As I was sorting through photos for another purpose recently, I started thinking that these two frames were not actually online anywhere, and double-checked the gallery to be sure: nope. A little surprising, but since we’re still in the slow season (the snow is now all gone and we’re back into rainy grey weather, bare trees, and brown grass,) they’re jumping in here for some color and content.

sunrise over breakers, Indialantic Beach, Florida
Both of these are slide film, by the way, and both from Indialantic Beach, Florida. In fact, from the exact same position, because they were taken only minutes apart, at radically different focal lengths – the bottom one was actually earlier than the top. It demonstrates how different something can look depending on how you frame it and what focal length is used, with a wide angle diminishing the details while giving a great impression of space, compared to the telephoto getting more color detail while enhancing those crepuscular rays. You can also see, if you look close at the clouds, that the exposures are slightly different because of the different areas of the sky and water that the meter was reading from (almost certainly the Evaluative Metering setting of Canon bodies, since these were definitely taken with the Elan IIe.)

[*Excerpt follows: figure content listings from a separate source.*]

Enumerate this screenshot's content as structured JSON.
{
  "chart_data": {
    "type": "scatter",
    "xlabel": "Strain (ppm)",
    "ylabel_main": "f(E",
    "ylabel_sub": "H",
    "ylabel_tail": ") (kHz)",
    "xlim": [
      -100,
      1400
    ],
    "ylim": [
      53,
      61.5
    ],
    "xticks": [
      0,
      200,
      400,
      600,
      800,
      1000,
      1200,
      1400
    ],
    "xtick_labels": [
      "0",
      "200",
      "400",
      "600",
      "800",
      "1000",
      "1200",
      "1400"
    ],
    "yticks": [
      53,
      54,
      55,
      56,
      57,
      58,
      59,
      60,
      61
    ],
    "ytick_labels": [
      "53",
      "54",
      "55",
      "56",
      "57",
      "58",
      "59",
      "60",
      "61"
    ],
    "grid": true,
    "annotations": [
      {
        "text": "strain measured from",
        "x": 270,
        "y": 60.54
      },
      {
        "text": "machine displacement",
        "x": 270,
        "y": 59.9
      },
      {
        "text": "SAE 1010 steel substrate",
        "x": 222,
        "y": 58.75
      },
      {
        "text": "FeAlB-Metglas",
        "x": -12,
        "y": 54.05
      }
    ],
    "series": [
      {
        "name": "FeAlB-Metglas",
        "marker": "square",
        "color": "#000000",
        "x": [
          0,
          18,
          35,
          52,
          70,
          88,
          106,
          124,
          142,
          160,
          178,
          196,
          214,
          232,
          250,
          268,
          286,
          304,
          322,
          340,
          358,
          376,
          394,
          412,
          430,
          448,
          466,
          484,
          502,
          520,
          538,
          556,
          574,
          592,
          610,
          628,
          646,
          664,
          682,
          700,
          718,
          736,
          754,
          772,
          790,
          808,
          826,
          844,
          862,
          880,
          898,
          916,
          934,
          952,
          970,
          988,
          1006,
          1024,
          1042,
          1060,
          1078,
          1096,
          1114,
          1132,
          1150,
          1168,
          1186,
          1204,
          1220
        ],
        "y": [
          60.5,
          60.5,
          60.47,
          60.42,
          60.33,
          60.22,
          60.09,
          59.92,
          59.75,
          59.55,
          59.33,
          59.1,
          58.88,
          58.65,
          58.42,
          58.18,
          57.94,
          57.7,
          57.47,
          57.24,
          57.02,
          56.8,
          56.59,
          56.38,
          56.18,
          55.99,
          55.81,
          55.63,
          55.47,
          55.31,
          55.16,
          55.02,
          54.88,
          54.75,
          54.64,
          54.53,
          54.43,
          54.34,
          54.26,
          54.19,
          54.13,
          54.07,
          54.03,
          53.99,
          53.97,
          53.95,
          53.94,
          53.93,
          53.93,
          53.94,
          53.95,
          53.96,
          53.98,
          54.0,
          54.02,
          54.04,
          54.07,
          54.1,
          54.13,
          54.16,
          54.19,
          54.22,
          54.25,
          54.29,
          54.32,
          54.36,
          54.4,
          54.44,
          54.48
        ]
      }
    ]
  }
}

What’s missing from the bottom one, however, while faintly visible in the top, is the layering of the clouds. In the bottom frame the clouds look more like flat pieces of lavender paper placed vertically in front of the sun, instead of thick blankets lying parallel to the earth’s surface, the light coming through at a very oblique angle. There was too little light underneath to show details or depth, so they’re largely silhouetted even though they have a decent color cast. Not a big deal of course, but it shows how easily the appearance can deviate from the reality.

Moreover, those little slots admitting the sunlight were remarkably narrow and selective. Go back up the the top one and notice that the sunlight, reaching me and the camera where I stood, did not touch the water more than a few dozen meters out, producing no shine at all beyond the breakers – it wasn’t actually visible from there. Might have been really interesting being aloft in a plane, looking down on the landscape and seeing how selectively the golden sunlight was touching it.